Il arrive souvent à Leibniz de distinguer trois classes de monades, les entéléchies nues ou formes substantielles qui n’ont que des perceptions, les âmes animales qui ont mémoire, sentiment et attention, enfin les esprits raisonnables. Nous avons vu le sens de cette classification. Mais quel rapport y a-t-il entre ces « degrés » dans les monades et le fait que « les unes dominent plus ou moins sur les autres »40 ? C’est que les raisonnables sont toujours dominantes, mais les animales sont tantôt dominées et tantôt dominantes : dominantes dans la mesure où elles possèdent individuellement un corps, dominées dans la mesure où elles se rapportent en foule à un autre corps que possède une dominante, raisonnable ou non. Quant aux entéléchies, ce sont encore des âmes, mais dégénérées, c’est-à-dire qu’elles ne sont plus dominantes ni dominées, puisqu’elles se rapportent à un corps, en amas et à chaque instant. C’est pourquoi, à la distinction des classes de monades, il faut en joindre une autre qui ne coïncide que partiellement, une distinction d’aspects telle qu’une même classe (âmes animales) peut prendre plusieurs statuts, tantôt accédant au rôle de dominantes et tantôt dégénérant.

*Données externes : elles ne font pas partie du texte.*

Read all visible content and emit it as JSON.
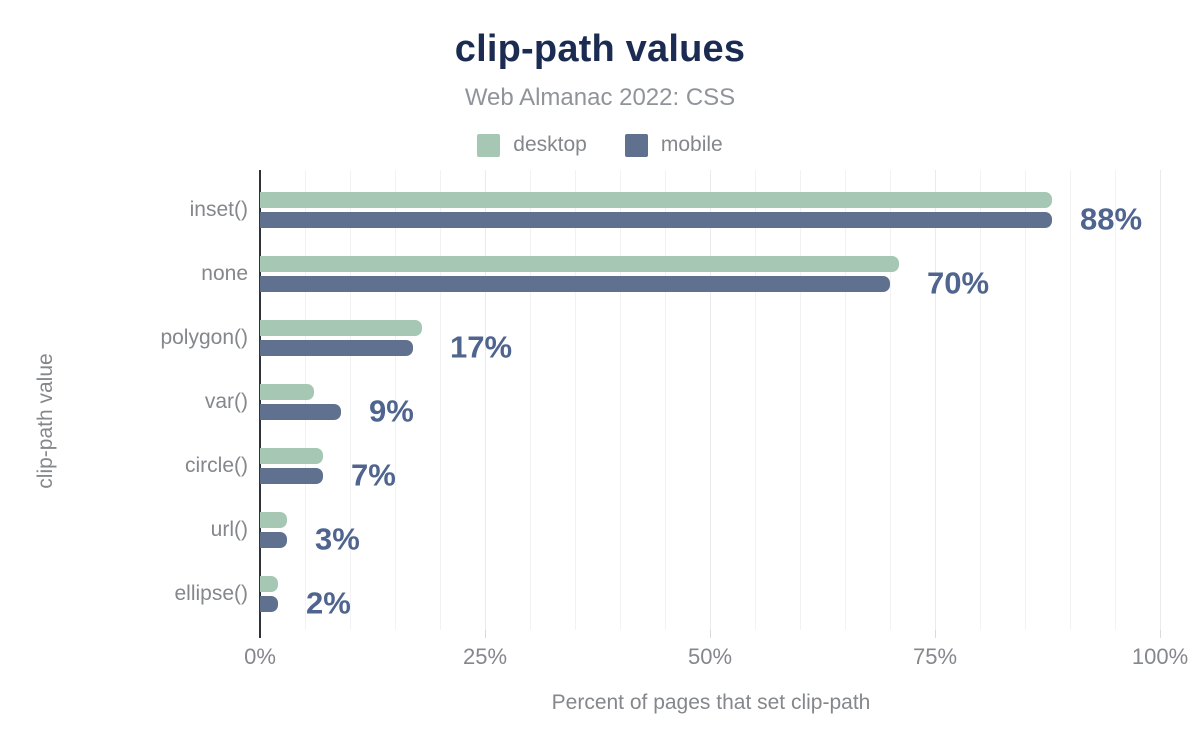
{
  "header": {
    "title": "clip-path values",
    "subtitle": "Web Almanac 2022: CSS"
  },
  "chart_data": {
    "type": "bar",
    "orientation": "horizontal",
    "title": "clip-path values",
    "subtitle": "Web Almanac 2022: CSS",
    "categories": [
      "inset()",
      "none",
      "polygon()",
      "var()",
      "circle()",
      "url()",
      "ellipse()"
    ],
    "series": [
      {
        "name": "desktop",
        "color": "#a6c7b3",
        "values": [
          88,
          71,
          18,
          6,
          7,
          3,
          2
        ]
      },
      {
        "name": "mobile",
        "color": "#5f718e",
        "values": [
          88,
          70,
          17,
          9,
          7,
          3,
          2
        ]
      }
    ],
    "value_labels": [
      "88%",
      "70%",
      "17%",
      "9%",
      "7%",
      "3%",
      "2%"
    ],
    "value_labels_series": "mobile",
    "xlabel": "Percent of pages that set clip-path",
    "ylabel": "clip-path value",
    "xlim": [
      0,
      100
    ],
    "x_ticks": [
      "0%",
      "25%",
      "50%",
      "75%",
      "100%"
    ],
    "x_tick_values": [
      0,
      25,
      50,
      75,
      100
    ],
    "minor_grid_step": 5,
    "grid": true,
    "legend_position": "top"
  },
  "colors": {
    "title": "#1b2b52",
    "subtitle": "#90949a",
    "gray_text": "#84878b",
    "value_label": "#4f648e",
    "axis_line": "#2f3237",
    "grid_minor": "#f2f2f5",
    "grid_major": "#ebebef",
    "desktop": "#a6c7b3",
    "mobile": "#5f718e"
  }
}
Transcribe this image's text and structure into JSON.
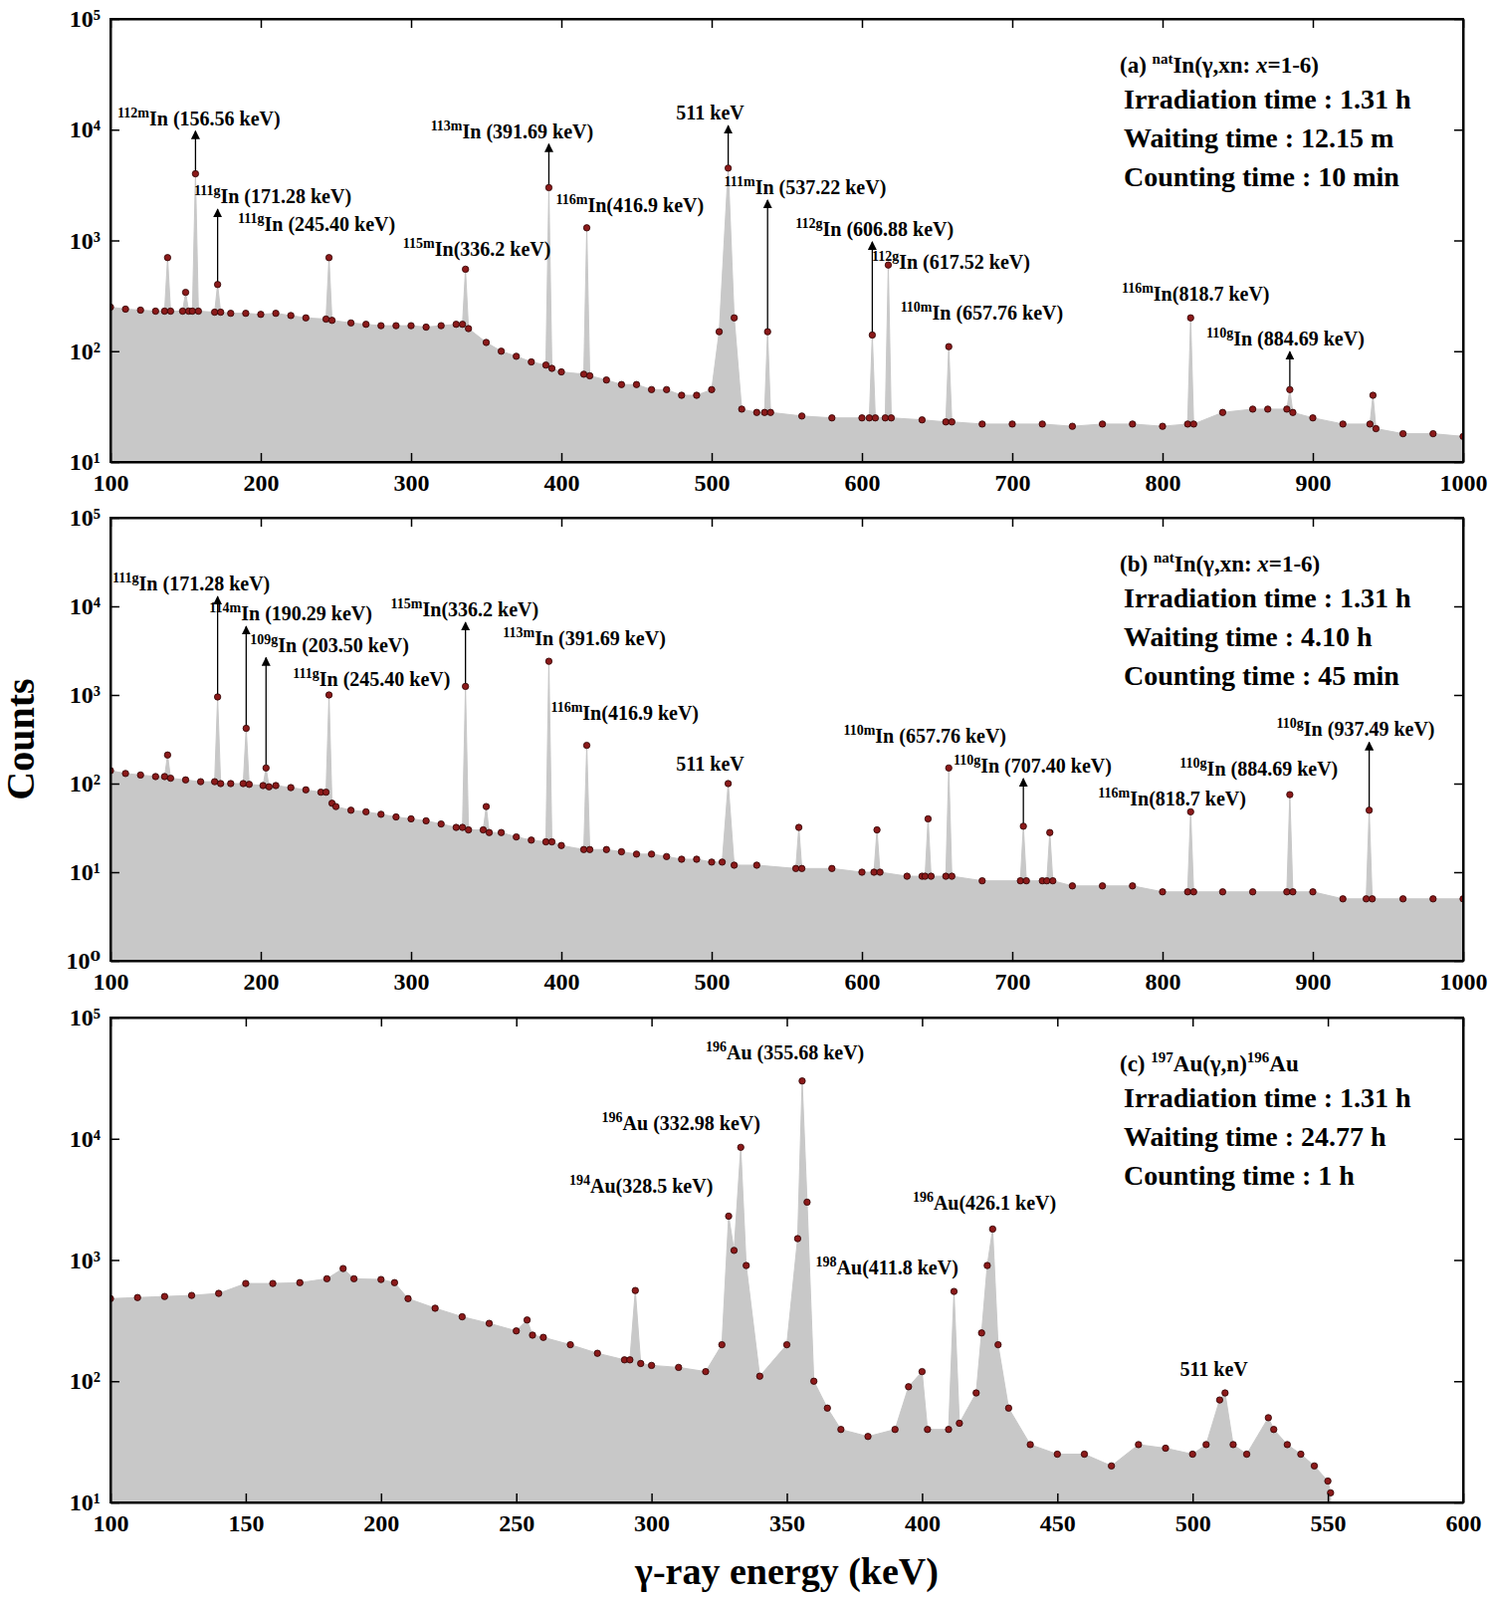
{
  "chart_data": [
    {
      "type": "area",
      "log": "y",
      "title": [
        {
          "text": "(a) "
        },
        {
          "text": "nat",
          "sup": true
        },
        {
          "text": "In(γ,xn: "
        },
        {
          "text": "x",
          "italic": true
        },
        {
          "text": "=1-6)"
        }
      ],
      "subtitle": [
        "Irradiation time : 1.31 h",
        "Waiting time : 12.15 m",
        "Counting time : 10 min"
      ],
      "xlim": [
        100,
        1000
      ],
      "xticks": [
        100,
        200,
        300,
        400,
        500,
        600,
        700,
        800,
        900,
        1000
      ],
      "ylim": [
        10,
        100000
      ],
      "yticks": [
        {
          "value": 10,
          "label": "10¹"
        },
        {
          "value": 100,
          "label": "10²"
        },
        {
          "value": 1000,
          "label": "10³"
        },
        {
          "value": 10000,
          "label": "10⁴"
        },
        {
          "value": 100000,
          "label": "10⁵"
        }
      ],
      "x": [
        100,
        110,
        120,
        130,
        136,
        138,
        140,
        148,
        150,
        152,
        154.5,
        156.56,
        158.5,
        169.3,
        171.28,
        173.3,
        180,
        190,
        200,
        210,
        220,
        230,
        243.4,
        245.4,
        247.4,
        260,
        270,
        280,
        290,
        300,
        310,
        320,
        330,
        334.2,
        336.2,
        338.2,
        350,
        360,
        370,
        380,
        389.7,
        391.69,
        393.7,
        400,
        414.9,
        416.9,
        418.9,
        430,
        440,
        450,
        460,
        470,
        480,
        490,
        500,
        505,
        511,
        515,
        520,
        530,
        535.2,
        537.22,
        539.2,
        560,
        580,
        600,
        604.9,
        606.88,
        608.9,
        615.5,
        617.52,
        619.5,
        640,
        655.8,
        657.76,
        659.8,
        680,
        700,
        720,
        740,
        760,
        780,
        800,
        816.7,
        818.7,
        820.7,
        840,
        860,
        870,
        882.7,
        884.69,
        886.7,
        900,
        920,
        938,
        940,
        942,
        960,
        980,
        1000
      ],
      "series": [
        {
          "color": "#c8c8c8",
          "marker": "circle",
          "values": [
            250,
            240,
            235,
            230,
            230,
            700,
            230,
            230,
            340,
            230,
            230,
            4000,
            230,
            225,
            400,
            225,
            220,
            220,
            215,
            220,
            210,
            200,
            195,
            700,
            190,
            180,
            175,
            170,
            170,
            170,
            165,
            170,
            175,
            175,
            550,
            160,
            120,
            100,
            90,
            80,
            75,
            3000,
            70,
            65,
            62,
            1300,
            60,
            55,
            50,
            50,
            45,
            45,
            40,
            40,
            45,
            150,
            4500,
            200,
            30,
            28,
            28,
            150,
            28,
            26,
            25,
            25,
            25,
            140,
            25,
            25,
            600,
            25,
            24,
            23,
            110,
            23,
            22,
            22,
            22,
            21,
            22,
            22,
            21,
            22,
            200,
            22,
            28,
            30,
            30,
            30,
            45,
            28,
            25,
            22,
            22,
            40,
            20,
            18,
            18,
            17
          ]
        }
      ],
      "annotations": [
        {
          "mass": "112m",
          "text": "In (156.56 keV)",
          "x": 104.7,
          "y": 11000,
          "peak": 156.56
        },
        {
          "mass": "111g",
          "text": "In (171.28 keV)",
          "x": 155.6,
          "y": 2170,
          "peak": 171.28
        },
        {
          "mass": "111g",
          "text": "In (245.40 keV)",
          "x": 184.8,
          "y": 1220,
          "peak": 245.4
        },
        {
          "mass": "115m",
          "text": "In(336.2 keV)",
          "x": 294.6,
          "y": 720,
          "peak": 336.2
        },
        {
          "mass": "113m",
          "text": "In (391.69 keV)",
          "x": 313,
          "y": 8400,
          "peak": 391.69
        },
        {
          "mass": "116m",
          "text": "In(416.9 keV)",
          "x": 396.4,
          "y": 1790,
          "peak": 416.9
        },
        {
          "text": "511 keV",
          "x": 476.4,
          "y": 12300,
          "peak": 511
        },
        {
          "mass": "111m",
          "text": "In (537.22 keV)",
          "x": 508.3,
          "y": 2620,
          "peak": 537.22
        },
        {
          "mass": "112g",
          "text": "In (606.88 keV)",
          "x": 555.8,
          "y": 1100,
          "peak": 606.88
        },
        {
          "mass": "112g",
          "text": "In (617.52 keV)",
          "x": 606.6,
          "y": 560,
          "peak": 617.52
        },
        {
          "mass": "110m",
          "text": "In (657.76 keV)",
          "x": 625.6,
          "y": 194,
          "peak": 657.76
        },
        {
          "mass": "116m",
          "text": "In(818.7 keV)",
          "x": 772.8,
          "y": 284,
          "peak": 818.7
        },
        {
          "mass": "110g",
          "text": "In (884.69 keV)",
          "x": 829.1,
          "y": 112,
          "peak": 884.69
        }
      ]
    },
    {
      "type": "area",
      "log": "y",
      "title": [
        {
          "text": "(b) "
        },
        {
          "text": "nat",
          "sup": true
        },
        {
          "text": "In(γ,xn: "
        },
        {
          "text": "x",
          "italic": true
        },
        {
          "text": "=1-6)"
        }
      ],
      "subtitle": [
        "Irradiation time : 1.31 h",
        "Waiting time : 4.10 h",
        "Counting time : 45 min"
      ],
      "y_label": "Counts",
      "xlim": [
        100,
        1000
      ],
      "xticks": [
        100,
        200,
        300,
        400,
        500,
        600,
        700,
        800,
        900,
        1000
      ],
      "ylim": [
        1,
        100000
      ],
      "yticks": [
        {
          "value": 1,
          "label": "10⁰"
        },
        {
          "value": 10,
          "label": "10¹"
        },
        {
          "value": 100,
          "label": "10²"
        },
        {
          "value": 1000,
          "label": "10³"
        },
        {
          "value": 10000,
          "label": "10⁴"
        },
        {
          "value": 100000,
          "label": "10⁵"
        }
      ],
      "x": [
        100,
        110,
        120,
        130,
        136,
        138,
        140,
        150,
        160,
        169.3,
        171.28,
        173.3,
        180,
        188.3,
        190.29,
        192.3,
        201.5,
        203.5,
        205.5,
        210,
        220,
        230,
        240,
        243.4,
        245.4,
        247.4,
        250,
        260,
        270,
        280,
        290,
        300,
        310,
        320,
        330,
        334.2,
        336.2,
        338.2,
        348,
        350,
        352,
        360,
        370,
        380,
        389.7,
        391.69,
        393.7,
        400,
        414.9,
        416.9,
        418.9,
        430,
        440,
        450,
        460,
        470,
        480,
        490,
        500,
        507,
        511,
        515,
        530,
        556,
        558,
        560,
        580,
        600,
        608,
        610,
        612,
        630,
        640,
        642,
        644,
        646,
        655.8,
        657.76,
        659.8,
        680,
        705.4,
        707.4,
        709.4,
        720,
        723,
        725,
        727,
        740,
        760,
        780,
        800,
        816.7,
        818.7,
        820.7,
        840,
        860,
        882.7,
        884.69,
        886.7,
        900,
        920,
        935.5,
        937.49,
        939.5,
        960,
        980,
        1000
      ],
      "series": [
        {
          "color": "#c8c8c8",
          "marker": "circle",
          "values": [
            140,
            130,
            125,
            120,
            120,
            210,
            115,
            110,
            105,
            105,
            950,
            100,
            100,
            100,
            420,
            98,
            95,
            150,
            92,
            95,
            90,
            85,
            80,
            80,
            1000,
            60,
            55,
            50,
            48,
            45,
            42,
            40,
            38,
            35,
            32,
            32,
            1250,
            30,
            30,
            55,
            28,
            28,
            25,
            23,
            22,
            2400,
            22,
            20,
            18,
            270,
            18,
            18,
            17,
            16,
            16,
            15,
            14,
            14,
            13,
            13,
            100,
            12,
            12,
            11,
            32,
            11,
            11,
            10,
            10,
            30,
            10,
            9,
            9,
            9,
            40,
            9,
            9,
            150,
            9,
            8,
            8,
            33,
            8,
            8,
            8,
            28,
            8,
            7,
            7,
            7,
            6,
            6,
            48,
            6,
            6,
            6,
            6,
            75,
            6,
            6,
            5,
            5,
            50,
            5,
            5,
            5,
            5
          ]
        }
      ],
      "annotations": [
        {
          "mass": "111g",
          "text": "In (171.28 keV)",
          "x": 101.4,
          "y": 15100,
          "peak": 171.28
        },
        {
          "mass": "114m",
          "text": "In (190.29 keV)",
          "x": 165.8,
          "y": 6930,
          "peak": 190.29
        },
        {
          "mass": "115m",
          "text": "In(336.2 keV)",
          "x": 286.5,
          "y": 7700,
          "peak": 336.2
        },
        {
          "mass": "109g",
          "text": "In (203.50 keV)",
          "x": 192.9,
          "y": 3080,
          "peak": 203.5
        },
        {
          "mass": "111g",
          "text": "In (245.40 keV)",
          "x": 221.4,
          "y": 1270,
          "peak": 245.4
        },
        {
          "mass": "113m",
          "text": "In (391.69 keV)",
          "x": 361.1,
          "y": 3600,
          "peak": 391.69
        },
        {
          "mass": "116m",
          "text": "In(416.9 keV)",
          "x": 393,
          "y": 520,
          "peak": 416.9
        },
        {
          "text": "511 keV",
          "x": 476.4,
          "y": 141,
          "peak": 511
        },
        {
          "mass": "110m",
          "text": "In (657.76 keV)",
          "x": 587.7,
          "y": 292,
          "peak": 657.76
        },
        {
          "mass": "110g",
          "text": "In (707.40 keV)",
          "x": 660.9,
          "y": 133,
          "peak": 707.4
        },
        {
          "mass": "116m",
          "text": "In(818.7 keV)",
          "x": 757.2,
          "y": 56,
          "peak": 818.7
        },
        {
          "mass": "110g",
          "text": "In (884.69 keV)",
          "x": 811.5,
          "y": 123,
          "peak": 884.69
        },
        {
          "mass": "110g",
          "text": "In (937.49 keV)",
          "x": 875.9,
          "y": 342,
          "peak": 937.49
        }
      ]
    },
    {
      "type": "area",
      "log": "y",
      "title": [
        {
          "text": "(c) "
        },
        {
          "text": "197",
          "sup": true
        },
        {
          "text": "Au(γ,n)"
        },
        {
          "text": "196",
          "sup": true
        },
        {
          "text": "Au"
        }
      ],
      "subtitle": [
        "Irradiation time : 1.31 h",
        "Waiting time : 24.77 h",
        "Counting time : 1 h"
      ],
      "x_label": "γ-ray energy (keV)",
      "xlim": [
        100,
        600
      ],
      "xticks": [
        100,
        150,
        200,
        250,
        300,
        350,
        400,
        450,
        500,
        550,
        600
      ],
      "ylim": [
        10,
        100000
      ],
      "yticks": [
        {
          "value": 10,
          "label": "10¹"
        },
        {
          "value": 100,
          "label": "10²"
        },
        {
          "value": 1000,
          "label": "10³"
        },
        {
          "value": 10000,
          "label": "10⁴"
        },
        {
          "value": 100000,
          "label": "10⁵"
        }
      ],
      "x": [
        100,
        110,
        120,
        130,
        140,
        150,
        160,
        170,
        180,
        186,
        190,
        200,
        205,
        210,
        220,
        230,
        240,
        250,
        254,
        256,
        260,
        270,
        280,
        290,
        292,
        294,
        296,
        300,
        310,
        320,
        326,
        328.5,
        330.5,
        332.98,
        335,
        340,
        350,
        354,
        355.68,
        357.5,
        360,
        365,
        370,
        380,
        390,
        395,
        400,
        402,
        409.8,
        411.8,
        413.8,
        420,
        422,
        424.1,
        426.1,
        428.1,
        432,
        440,
        450,
        460,
        470,
        480,
        490,
        500,
        505,
        510,
        512,
        515,
        520,
        528,
        530,
        535,
        540,
        545,
        550,
        551
      ],
      "series": [
        {
          "color": "#c8c8c8",
          "marker": "circle",
          "values": [
            480,
            490,
            500,
            510,
            530,
            640,
            640,
            650,
            700,
            850,
            700,
            690,
            650,
            480,
            400,
            340,
            300,
            260,
            320,
            240,
            230,
            200,
            170,
            150,
            150,
            560,
            140,
            135,
            130,
            120,
            200,
            2300,
            1200,
            8500,
            900,
            110,
            200,
            1500,
            30000,
            3000,
            100,
            60,
            40,
            35,
            40,
            90,
            120,
            40,
            40,
            550,
            45,
            80,
            250,
            900,
            1800,
            200,
            60,
            30,
            25,
            25,
            20,
            30,
            28,
            25,
            30,
            70,
            80,
            30,
            25,
            50,
            40,
            30,
            25,
            20,
            15,
            12
          ]
        }
      ],
      "annotations": [
        {
          "mass": "196",
          "text": "Au (355.68 keV)",
          "x": 320,
          "y": 45500,
          "peak": 355.68
        },
        {
          "mass": "196",
          "text": "Au (332.98 keV)",
          "x": 281.6,
          "y": 11800,
          "peak": 332.98
        },
        {
          "mass": "194",
          "text": "Au(328.5 keV)",
          "x": 269.6,
          "y": 3590,
          "peak": 328.5
        },
        {
          "mass": "198",
          "text": "Au(411.8 keV)",
          "x": 360.7,
          "y": 757,
          "peak": 411.8
        },
        {
          "mass": "196",
          "text": "Au(426.1 keV)",
          "x": 396.5,
          "y": 2590,
          "peak": 426.1
        },
        {
          "text": "511 keV",
          "x": 495.3,
          "y": 111,
          "peak": 511
        }
      ]
    }
  ]
}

Entre les âmes et la matière, entre l’âme et le corps, il y a distinction réelle : jamais l’un n’agit sur l’autre, mais chacun opère d’après ses propres lois, l’un par spontanéité ou action internes, l’autre par détermination ou action externes. C’est dire qu’il n’y a pas d’influence, d’action ou d’interaction, même occasionnelle, entre les deux41. Il y a pourtant « action idéale » : ainsi quand j’assigne quelque chose d’un corps comme la cause de ce qui arrive dans une âme (une souffrance), ou quand j’assigne dans une âme la cause de ce qui arrive à un corps (un mouvement dit volontaire). Mais cette action idéale implique seulement ceci : que l’âme et le corps, chacun à sa manière ou suivant ses propres lois, exprime une seule et même chose, le Monde. Il y a donc deux expressions, deux exprimants du monde réellement distincts : l’un actualise le monde, l’autre le réalise. Par rapport à un événement singulier du monde, on appellera dans chaque cas « cause idéale » le meilleur exprimant (si l’on arrive à déterminer ce que veut dire « le meilleur »). Mais on voit qu’il n’y a pas deux mondes, à plus forte raison il n’y en a pas trois : il n’y a qu’un seul et même monde, exprimé d’une part par les âmes qui l’actualisent, d’autre part par les corps qui le réalisent, et qui n’existe pas lui-même hors de ses exprimants. Ce ne sont pas deux villes, une Jérusalem céleste et une terrestre, mais le faîte et les fondations d’une même ville, les deux étages d’une même maison. Aussi la distribution des deux mondes, l’en-soi et le pour-nous, fait-elle place à une tout autre répartition des pièces de la maison : les appartements privés en haut (les chacun) et les pièces communes en bas (le collectif ou les ensembles). Kant retiendra beaucoup de Leibniz, et notamment l’autonomie respective des deux étages ; mais, à la fois, il fait de l’étage du haut quelque chose de désert ou d’inhabité, et il coupe les deux étages, si bien qu’il recompose à sa façon deux mondes dont l’un n’a plus qu’une valeur régulatrice. Tout autre est la solution de Leibniz.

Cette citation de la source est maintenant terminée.